The simplest way to estimate lifetime value: Plug actual or expected numbers into the following equation:
LTV = (Average Value of a Sale) X (Number of Repeat Transactions) X (Average Retention Time in Months or Years for a Typical Customer)
An easy example would be the lifetime value of a gym member who spends $30 every month for five years. The value of that customer would be:
$30 X 12 months X 5 years = $1800 in total revenue (or $360 per year)
Now you can see even from this hypothetical example why many gyms offer a free starter membership to help drive traffic. Gym owners know that as long as they spend less than $360 to acquire a new member, the customer will prove profitable in a short amount of time.
What is lifetime value Report(BETA) in Google?
The Lifetime Value report is somewhat self-explanatory – it gives us a way to measure the lifetime value of a user – which in turn allows us to determine the CPA (Cost Per Acquisition) and the overall effectiveness of our marketing campaigns.
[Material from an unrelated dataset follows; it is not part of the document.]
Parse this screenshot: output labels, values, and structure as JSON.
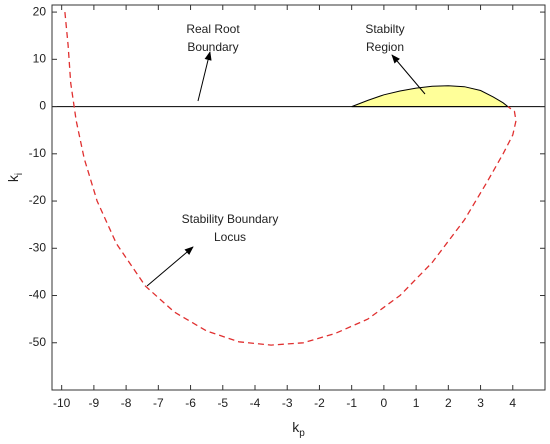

It also makes it possible to compare the CPA for different sources, channels, and mediums.
Is a particular campaign or medium more efficient than another? Perhaps you are wasting money on a source which isn’t providing an adequate return to justify the expenditure? This report will give you the data to work these things out.
How does the lifetime value report work?
The x-axis of the graph represents 90 days and can be viewed in daily/weekly/monthly increments. The starting date is the date of acquisition (which can be anytime during the Acquisition Date Range selected), and the graph shows how the cumulative metric values change over time.
In short, you pick a range of dates for when users were acquired, and the report will show you the average of whichever metric you have chosen for the users that visited the site for the first time between those dates.
Here are the metrics currently available in the Lifetime Value report:
- App views Per User
- Goal Completions Per User
- Revenue Per User
- Session Duration Per User
- Sessions Per User
- Transactions Per User
How can you use this report?
There are many ways you could use the data from this report. Here’s an example: say you had a payday campaign running on the last Friday of the month. You could select that date as the acquisition date, choose Revenue Per User as the metric and the report would then show you the average Lifetime Value of the users acquired on that date based on their interactions since then.
Once you have some idea of the lifetime value of your customer, you have two options in deciding how much to spend to acquire him or her:
Allowable acquisition cost: This is the amount you are willing to spend per customer per campaign — as long as the cost is less than the profit you make on your first sale. The allowable acquisition is a shorter-term strategy that makes the most sense when cash flow is a concern.
Investment acquisition cost: This is the cost you are willing to spend per customer knowing that you will take a loss on an initial or even subsequent purchase. However, you have the cash flow and other resources to absorb your initial marketing investment with this longer-term strategy.
Customer Lifetime Value Benefits:
Regardless of its potential challenges, customer lifetime value (CLV) is a powerful tool and a meaningful marketing metric – sometimes referred to as “the golden metric.” In particular, it helps the marketer to:
- Measure and demonstrate the bottom-line financial impact of marketing activities,
- Precisely align marketing programs with financial objectives and targets,
- Focus on marketing from a marketing ROI perspective by determining the optimal balance between acquisition, share-of-customer, and enhanced loyalty goals, increasing customer profitability over time
- Ascertain the impact of internal marketing programs, as well as competitive and environmental factors on long-term customer profitability,
- The stress testing of various marketing goals and environmental impacts,
- Balance the competing needs of short-term profitability and longer-term goals,
- Understand the bottom-line profit contribution of different customer segments,
- Demonstrate a long-term financial return for a range of marketing investments.